02. 07. 2007 | 7/2007 | Komentáre čitateľov [0]

Mass Consumer Adoption of the iPhone Not a Certainty.

Mass Consumer Adoption of the iPhone Not a Certainty

The price of the device itself and the cost of switching carriers may dampen the demand for Apple's iPhone, according to a survey conducted by IDC.

The survey of online mobile phone shoppers, conducted by IDC and Market Insight Corp., found that while a majority of the respondents – nearly 60% of a sample of 456 individuals – were interested in the iPhone, they were unlikely to buy one anytime soon owing to the cost of the device and the potential cost of switching carriers.

Apple is scheduled to launch the iPhone on June 29, 2007. The phone will be launched exclusively on AT&T's mobile network in the United States. The iPhone marks Apple's entry into the mobile phone market.
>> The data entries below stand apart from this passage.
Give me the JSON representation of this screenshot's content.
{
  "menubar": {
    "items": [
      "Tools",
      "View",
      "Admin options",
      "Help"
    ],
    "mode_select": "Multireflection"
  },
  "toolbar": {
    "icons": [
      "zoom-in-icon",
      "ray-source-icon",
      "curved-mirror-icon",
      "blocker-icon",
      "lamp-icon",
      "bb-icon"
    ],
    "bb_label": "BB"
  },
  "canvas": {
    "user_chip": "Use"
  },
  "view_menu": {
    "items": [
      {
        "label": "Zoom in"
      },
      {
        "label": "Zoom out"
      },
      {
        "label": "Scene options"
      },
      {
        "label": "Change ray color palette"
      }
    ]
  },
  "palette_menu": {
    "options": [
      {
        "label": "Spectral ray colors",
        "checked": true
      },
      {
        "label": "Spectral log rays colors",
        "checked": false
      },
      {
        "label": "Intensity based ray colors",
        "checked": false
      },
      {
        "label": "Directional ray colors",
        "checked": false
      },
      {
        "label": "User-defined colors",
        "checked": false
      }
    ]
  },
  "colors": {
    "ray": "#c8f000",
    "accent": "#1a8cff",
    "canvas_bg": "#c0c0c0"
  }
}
“While the allure of owning the next 'cool' device will undoubtedly have early adopters – and die-hard Apple fans – queuing up to get the iPhone regardless of the price, the associated costs of ownership will persuade many others into a 'wait and see' position,” said Shiv K. Bakhshi, Ph.D., director of mobility research at IDC. “Despite all the hype, there is little clarity on Apple's (and AT&T's) service plans for the device. This lack of clarity could adversely impact consumers' purchase decisions.”

The survey, designed to gauge consumer interest in the iPhone, found that only 10% of respondents were interested in paying full price and signing a two-year contract with AT&T, the only carrier currently slated to offer the device. AT&T has stated that it will not offer a subsidy for the iPhone, which will retail for $499 and $599, depending whether the subscriber wants 4GB or 8 GB of flash memory. Nearly 18% of the respondents indicated a willingness to buy the iPhone if it were priced under $299.

In addition to the cost of the device itself, the survey identified the cost of switching carriers as a deterrent to iPhone adoption. Given the widespread use of two-year carrier agreements with large penalties for early contract termination, consumers cannot easily change carriers whenever they want, wireless number portability notwithstanding. About 17% of the respondents indicated that they would buy an iPhone if it were offered by their current mobile carrier.

“Beyond these important adoption issues, a number of questions remain about how consumers expect to use the iPhone,” said Chris Hazelton, senior analyst, Mobile Device Technology and Trends at IDC. “The capabilities of the device, and its supporting network, present the next set of potential barriers to widespread adoption. These issues may ultimately determine the success, or failure, of the iPhone.”

The iPhone, at least in the version being launched, will come with (2.5G) EDGE connectivity. AT&T (formerly Cingular) is yet to have a system-wide 3G network in the United States, although its 3G HSDPA network is available in most metropolitan areas. EDGE is available system-wide .

“Apple loyalists alone can make the initial launch a 'success'. But beyond that, it will be interesting to see the extent to which the iPhone hype, and the curiosity it has generated, translates into actual purchasing intent,” noted Bakhshi.

Survey results were based on a mini-poll designed by IDC and fielded by Market Insight Corporation on the consumer Web site, www.MyProductAdvisor.com. The poll was embedded in the mobile phone section of the site and voluntarily answered by 456 mobile phone shoppers using the Web site.